3. Think of how you might answer interview questions
Review common interview questions you might encounter for your field, and consider your answers to each of them. This will help you feel more fully prepared when you go in. Running through common interview questions will give you an idea of how you’ll craft your answers.
4. Research the company
Researching the company will help guide your answers to common interview questions and give you a better idea of the company culture and role. Researching the company and position is a great way to stand out among other candidates while also expressing your interest in the position.
5. Practice your speaking voice and mannerisms
Confidence is a great way to make a good first impression. Practice a strong speaking voice and friendly posture. Nodding your head while listening, planting your feet to the ground while sitting and sitting all the way back in your seat are just some things to keep in mind during your interview.
6. Prepare questions to ask the interviewer
Asking insightful questions at the end of the interview is a great way to show your interest in working for the company. Prepare several questions to ask the interviewer that pertain to the position, company and office environment.
Two women sit across from each other at a table. There is a list of interview questions between them. The headline says, "Questions to ask in an interview"
The questions below the headline are:
•Can you elaborate on the day-to-day responsibilities this job entails?
•What are the characteristics of someone who would succeed in this role?
•What's the most important thing I could do to help within the first 90 days of employment?
•What are some of the challenges you've seen people in this role or on this team encounter?
• If I were in this job, how would my performance be measured?
What does the career path for someone in this role look like?
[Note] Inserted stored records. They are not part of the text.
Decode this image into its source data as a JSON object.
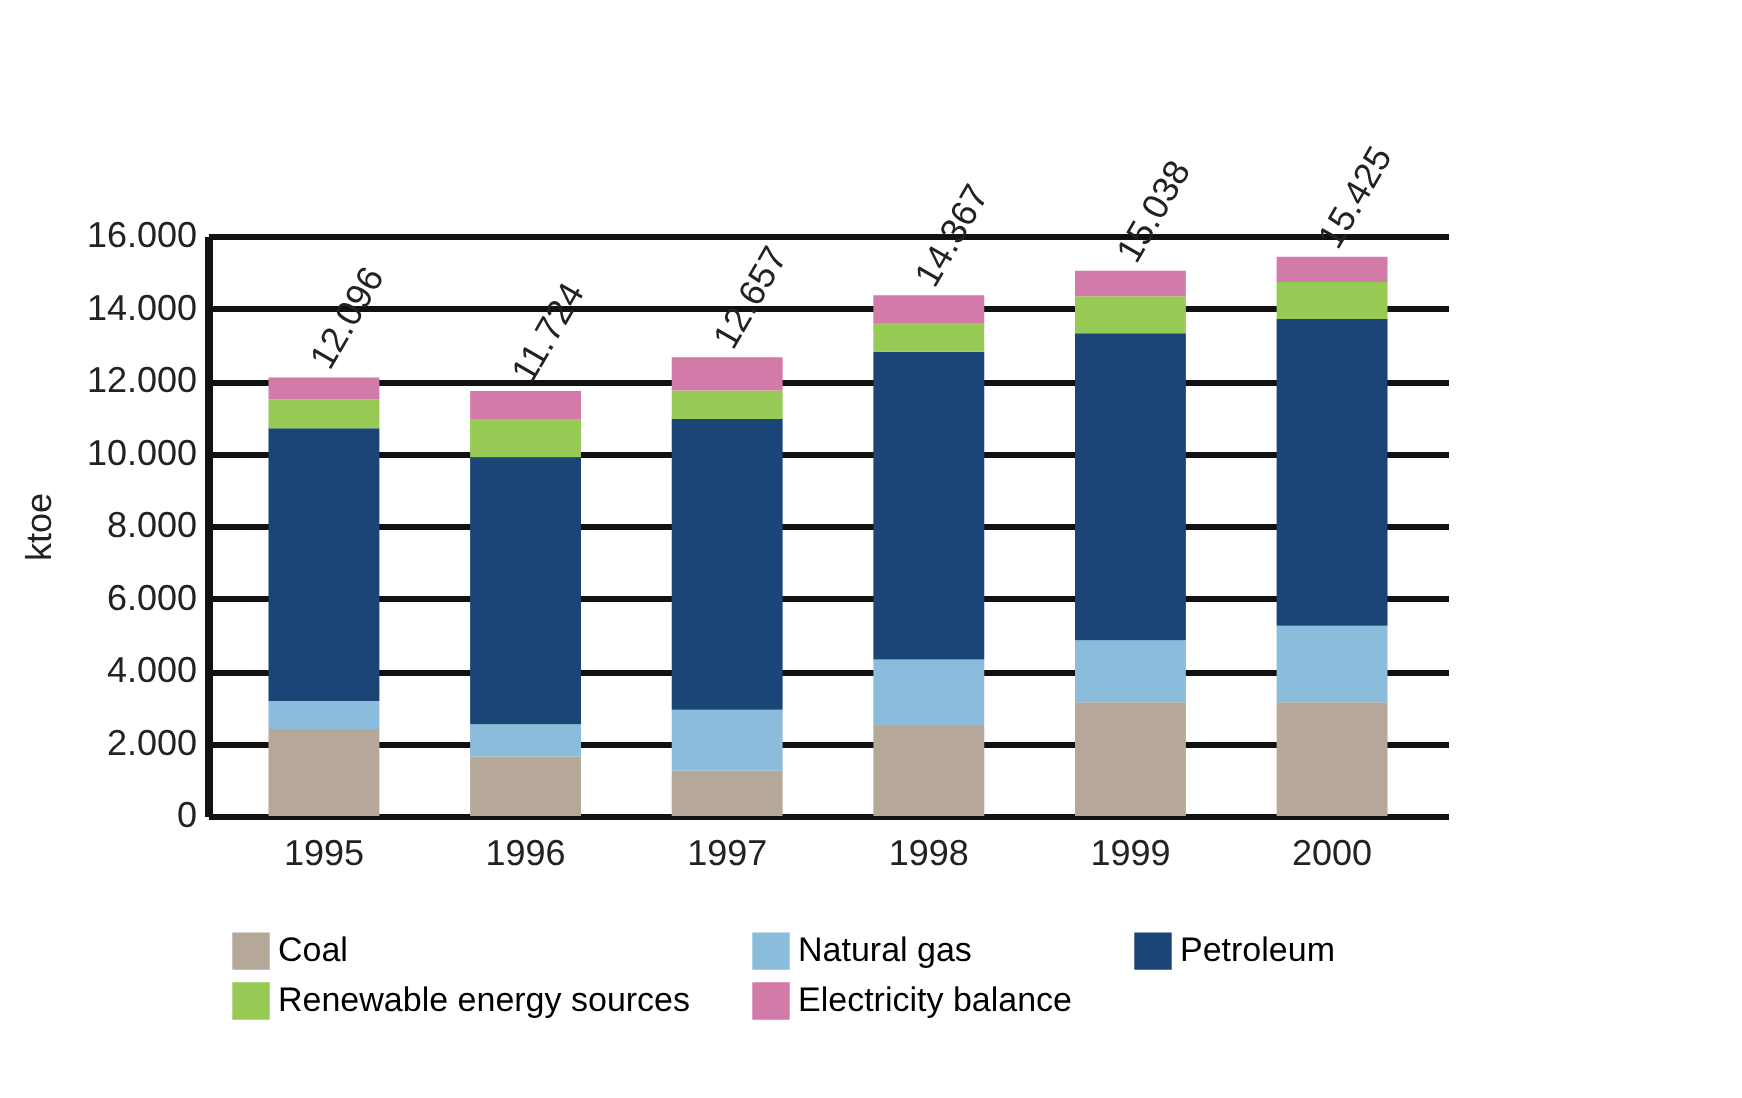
{
  "chart_data": {
    "type": "bar",
    "stacked": true,
    "ylabel": "ktoe",
    "categories": [
      "1995",
      "1996",
      "1997",
      "1998",
      "1999",
      "2000"
    ],
    "series": [
      {
        "name": "Coal",
        "color": "#b5a898",
        "values": [
          2400,
          1640,
          1250,
          2510,
          3140,
          3140
        ]
      },
      {
        "name": "Natural gas",
        "color": "#8bbcdc",
        "values": [
          770,
          890,
          1680,
          1810,
          1710,
          2110
        ]
      },
      {
        "name": "Petroleum",
        "color": "#1b4577",
        "values": [
          7530,
          7370,
          8020,
          8490,
          8470,
          8460
        ]
      },
      {
        "name": "Renewable energy sources",
        "color": "#97c955",
        "values": [
          790,
          1050,
          790,
          790,
          1020,
          1020
        ]
      },
      {
        "name": "Electricity balance",
        "color": "#d27ba9",
        "values": [
          606,
          774,
          917,
          767,
          698,
          695
        ]
      }
    ],
    "totals": [
      "12.096",
      "11.724",
      "12.657",
      "14.367",
      "15.038",
      "15.425"
    ],
    "ylim": [
      0,
      16000
    ],
    "yticks": [
      0,
      {
        "value": 2000,
        "label": "2.000"
      },
      {
        "value": 4000,
        "label": "4.000"
      },
      {
        "value": 6000,
        "label": "6.000"
      },
      {
        "value": 8000,
        "label": "8.000"
      },
      {
        "value": 10000,
        "label": "10.000"
      },
      {
        "value": 12000,
        "label": "12.000"
      },
      {
        "value": 14000,
        "label": "14.000"
      },
      {
        "value": 16000,
        "label": "16.000"
      }
    ],
    "grid": "y",
    "legend": "bottom"
  }
}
What other functions or departments does this team work with most often?
•What does your job look like day-to-day, and how would you anticipate working with the person in this role?
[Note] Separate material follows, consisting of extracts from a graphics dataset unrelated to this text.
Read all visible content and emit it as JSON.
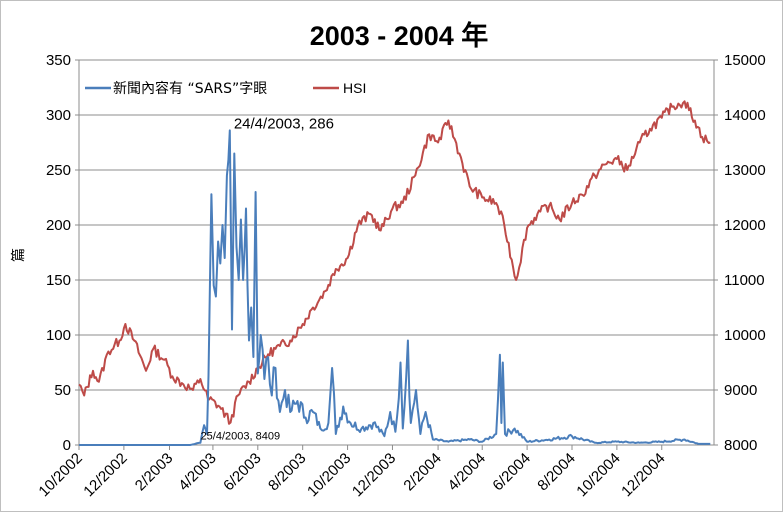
{
  "chart_data": {
    "type": "line",
    "title": "2003 - 2004 年",
    "ylabel": "篇",
    "y2label": "",
    "ylim": [
      0,
      350
    ],
    "y2lim": [
      8000,
      15000
    ],
    "yticks": [
      0,
      50,
      100,
      150,
      200,
      250,
      300,
      350
    ],
    "y2ticks": [
      8000,
      9000,
      10000,
      11000,
      12000,
      13000,
      14000,
      15000
    ],
    "xlim": [
      "2002-10-01",
      "2005-02-10"
    ],
    "xticks": [
      "10/2002",
      "12/2002",
      "2/2003",
      "4/2003",
      "6/2003",
      "8/2003",
      "10/2003",
      "12/2003",
      "2/2004",
      "4/2004",
      "6/2004",
      "8/2004",
      "10/2004",
      "12/2004"
    ],
    "grid": true,
    "legend_position": "top-left",
    "series": [
      {
        "name": "新聞內容有 “SARS”字眼",
        "axis": "left",
        "color": "#4a7ebb",
        "points": [
          [
            "2002-10-01",
            0
          ],
          [
            "2003-03-01",
            0
          ],
          [
            "2003-03-15",
            2
          ],
          [
            "2003-03-20",
            18
          ],
          [
            "2003-03-24",
            10
          ],
          [
            "2003-03-28",
            150
          ],
          [
            "2003-03-30",
            228
          ],
          [
            "2003-04-02",
            145
          ],
          [
            "2003-04-05",
            135
          ],
          [
            "2003-04-08",
            185
          ],
          [
            "2003-04-11",
            165
          ],
          [
            "2003-04-14",
            200
          ],
          [
            "2003-04-17",
            170
          ],
          [
            "2003-04-20",
            245
          ],
          [
            "2003-04-24",
            286
          ],
          [
            "2003-04-27",
            105
          ],
          [
            "2003-04-30",
            265
          ],
          [
            "2003-05-03",
            180
          ],
          [
            "2003-05-06",
            150
          ],
          [
            "2003-05-09",
            205
          ],
          [
            "2003-05-12",
            150
          ],
          [
            "2003-05-16",
            215
          ],
          [
            "2003-05-20",
            95
          ],
          [
            "2003-05-23",
            125
          ],
          [
            "2003-05-26",
            80
          ],
          [
            "2003-05-29",
            230
          ],
          [
            "2003-06-01",
            65
          ],
          [
            "2003-06-05",
            100
          ],
          [
            "2003-06-10",
            60
          ],
          [
            "2003-06-15",
            80
          ],
          [
            "2003-06-20",
            45
          ],
          [
            "2003-06-25",
            70
          ],
          [
            "2003-07-01",
            30
          ],
          [
            "2003-07-08",
            50
          ],
          [
            "2003-07-15",
            30
          ],
          [
            "2003-07-25",
            40
          ],
          [
            "2003-08-05",
            25
          ],
          [
            "2003-08-15",
            30
          ],
          [
            "2003-08-25",
            15
          ],
          [
            "2003-09-05",
            20
          ],
          [
            "2003-09-10",
            70
          ],
          [
            "2003-09-15",
            10
          ],
          [
            "2003-09-25",
            35
          ],
          [
            "2003-10-05",
            20
          ],
          [
            "2003-10-20",
            15
          ],
          [
            "2003-11-05",
            20
          ],
          [
            "2003-11-20",
            8
          ],
          [
            "2003-11-28",
            30
          ],
          [
            "2003-12-05",
            12
          ],
          [
            "2003-12-12",
            75
          ],
          [
            "2003-12-15",
            15
          ],
          [
            "2003-12-22",
            95
          ],
          [
            "2003-12-26",
            20
          ],
          [
            "2004-01-02",
            50
          ],
          [
            "2004-01-08",
            10
          ],
          [
            "2004-01-15",
            30
          ],
          [
            "2004-01-25",
            5
          ],
          [
            "2004-02-15",
            3
          ],
          [
            "2004-03-15",
            5
          ],
          [
            "2004-04-01",
            3
          ],
          [
            "2004-04-20",
            10
          ],
          [
            "2004-04-25",
            82
          ],
          [
            "2004-04-27",
            20
          ],
          [
            "2004-04-29",
            75
          ],
          [
            "2004-05-02",
            10
          ],
          [
            "2004-05-15",
            15
          ],
          [
            "2004-06-01",
            3
          ],
          [
            "2004-07-01",
            5
          ],
          [
            "2004-08-01",
            8
          ],
          [
            "2004-09-01",
            2
          ],
          [
            "2004-10-01",
            3
          ],
          [
            "2004-11-01",
            2
          ],
          [
            "2004-12-01",
            3
          ],
          [
            "2005-01-01",
            5
          ],
          [
            "2005-01-20",
            1
          ],
          [
            "2005-02-05",
            1
          ]
        ]
      },
      {
        "name": "HSI",
        "axis": "right",
        "color": "#be4b48",
        "points": [
          [
            "2002-10-01",
            9100
          ],
          [
            "2002-10-08",
            8900
          ],
          [
            "2002-10-20",
            9350
          ],
          [
            "2002-10-28",
            9150
          ],
          [
            "2002-11-10",
            9700
          ],
          [
            "2002-11-25",
            9900
          ],
          [
            "2002-12-03",
            10200
          ],
          [
            "2002-12-15",
            9900
          ],
          [
            "2002-12-31",
            9350
          ],
          [
            "2003-01-10",
            9750
          ],
          [
            "2003-01-25",
            9550
          ],
          [
            "2003-02-05",
            9250
          ],
          [
            "2003-02-20",
            9100
          ],
          [
            "2003-03-05",
            9000
          ],
          [
            "2003-03-15",
            9200
          ],
          [
            "2003-03-25",
            8850
          ],
          [
            "2003-04-10",
            8700
          ],
          [
            "2003-04-25",
            8409
          ],
          [
            "2003-05-05",
            8900
          ],
          [
            "2003-05-20",
            9150
          ],
          [
            "2003-06-01",
            9400
          ],
          [
            "2003-06-15",
            9650
          ],
          [
            "2003-07-01",
            9800
          ],
          [
            "2003-07-15",
            9900
          ],
          [
            "2003-08-01",
            10200
          ],
          [
            "2003-08-15",
            10500
          ],
          [
            "2003-09-01",
            10800
          ],
          [
            "2003-09-15",
            11200
          ],
          [
            "2003-10-01",
            11400
          ],
          [
            "2003-10-15",
            12000
          ],
          [
            "2003-11-01",
            12200
          ],
          [
            "2003-11-15",
            11900
          ],
          [
            "2003-12-01",
            12300
          ],
          [
            "2003-12-15",
            12400
          ],
          [
            "2004-01-01",
            12900
          ],
          [
            "2004-01-20",
            13650
          ],
          [
            "2004-02-01",
            13500
          ],
          [
            "2004-02-15",
            13900
          ],
          [
            "2004-03-01",
            13300
          ],
          [
            "2004-03-15",
            12700
          ],
          [
            "2004-04-01",
            12500
          ],
          [
            "2004-04-20",
            12400
          ],
          [
            "2004-05-01",
            12000
          ],
          [
            "2004-05-17",
            11000
          ],
          [
            "2004-06-01",
            11950
          ],
          [
            "2004-06-15",
            12200
          ],
          [
            "2004-07-01",
            12350
          ],
          [
            "2004-07-15",
            12100
          ],
          [
            "2004-08-01",
            12400
          ],
          [
            "2004-08-15",
            12550
          ],
          [
            "2004-09-01",
            12900
          ],
          [
            "2004-09-15",
            13100
          ],
          [
            "2004-10-01",
            13200
          ],
          [
            "2004-10-15",
            13000
          ],
          [
            "2004-11-01",
            13500
          ],
          [
            "2004-11-15",
            13750
          ],
          [
            "2004-12-01",
            13950
          ],
          [
            "2004-12-15",
            14150
          ],
          [
            "2005-01-01",
            14250
          ],
          [
            "2005-01-15",
            13900
          ],
          [
            "2005-01-25",
            13600
          ],
          [
            "2005-02-05",
            13500
          ]
        ]
      }
    ],
    "annotations": [
      {
        "text": "24/4/2003, 286",
        "date": "2003-04-24",
        "value": 286,
        "axis": "left"
      },
      {
        "text": "25/4/2003, 8409",
        "date": "2003-04-25",
        "value": 8409,
        "axis": "right"
      }
    ]
  }
}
•What do you like best about working here?
7. Practice your interview ahead of time
Ask a friend or family member to walk through a mock interview with you. You can also practice your answers out loud to yourself. Knowing the flow of the interview process will help you stay calm and give you a better idea of what to expect come the day of the interview. Repeatedly walking through a mock interview will make you more comfortable and confident.
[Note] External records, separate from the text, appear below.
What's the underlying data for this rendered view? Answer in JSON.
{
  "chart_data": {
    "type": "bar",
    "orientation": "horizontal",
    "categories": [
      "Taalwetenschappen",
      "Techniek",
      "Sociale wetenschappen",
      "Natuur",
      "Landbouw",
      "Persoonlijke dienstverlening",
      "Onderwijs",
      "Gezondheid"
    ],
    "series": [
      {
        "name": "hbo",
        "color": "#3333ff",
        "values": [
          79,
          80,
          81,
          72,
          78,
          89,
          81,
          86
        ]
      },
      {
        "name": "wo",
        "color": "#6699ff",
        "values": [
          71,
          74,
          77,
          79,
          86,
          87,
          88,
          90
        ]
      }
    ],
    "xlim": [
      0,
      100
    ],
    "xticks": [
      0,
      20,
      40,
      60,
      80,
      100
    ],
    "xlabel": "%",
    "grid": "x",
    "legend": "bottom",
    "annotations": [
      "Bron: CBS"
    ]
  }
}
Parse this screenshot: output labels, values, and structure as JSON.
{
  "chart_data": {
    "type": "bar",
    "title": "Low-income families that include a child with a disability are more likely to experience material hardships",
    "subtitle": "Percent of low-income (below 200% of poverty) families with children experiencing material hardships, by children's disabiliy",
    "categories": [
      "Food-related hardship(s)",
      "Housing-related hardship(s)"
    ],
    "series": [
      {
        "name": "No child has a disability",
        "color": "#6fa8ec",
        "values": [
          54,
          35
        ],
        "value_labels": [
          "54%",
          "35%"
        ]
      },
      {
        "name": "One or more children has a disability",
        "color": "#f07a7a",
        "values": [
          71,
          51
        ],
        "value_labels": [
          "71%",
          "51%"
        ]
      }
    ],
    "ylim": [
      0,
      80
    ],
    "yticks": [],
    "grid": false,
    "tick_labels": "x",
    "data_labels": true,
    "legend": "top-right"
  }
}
8. Print your resume to take with you
While many recruiters will have a digital copy of your resume, printing a hard copy is a good idea in case they don’t have one readily available on the day of the interview. Bringing a copy of your resume with you will let them see that you’ve come prepared. If you’re interviewing with more than one person, be sure to print multiple copies.
9. Plan your travel arrangements
Coordinate how and when you will arrive at your interview. Make sure to map your route and leave plenty of time for travel and potential traffic. Arriving early for your interview is a great way to show your interviewer that you are punctual. Arrange to leave early should traffic become an issue. Have the address of the location readily available if you need to reference it.
If something out of your control comes up, keep your interviewer’s contact information on hand, as well, in case you need to call them and make them aware of the situation. If your interview will take place in an area close to you, it’s a good idea to visit the surrounding location in advance to scope out parking and traffic so you know what to expect the day of your interview.
10. Plan your attire
Have your outfit laid out ahead of time. Select attire that will help you make the best impression. The style of outfit you choose should depend on the company’s dress code. Some companies have a formal dress code whereas many startups tend to have a more casual and laid-back dress code. Dress for the company you’re hoping to work for.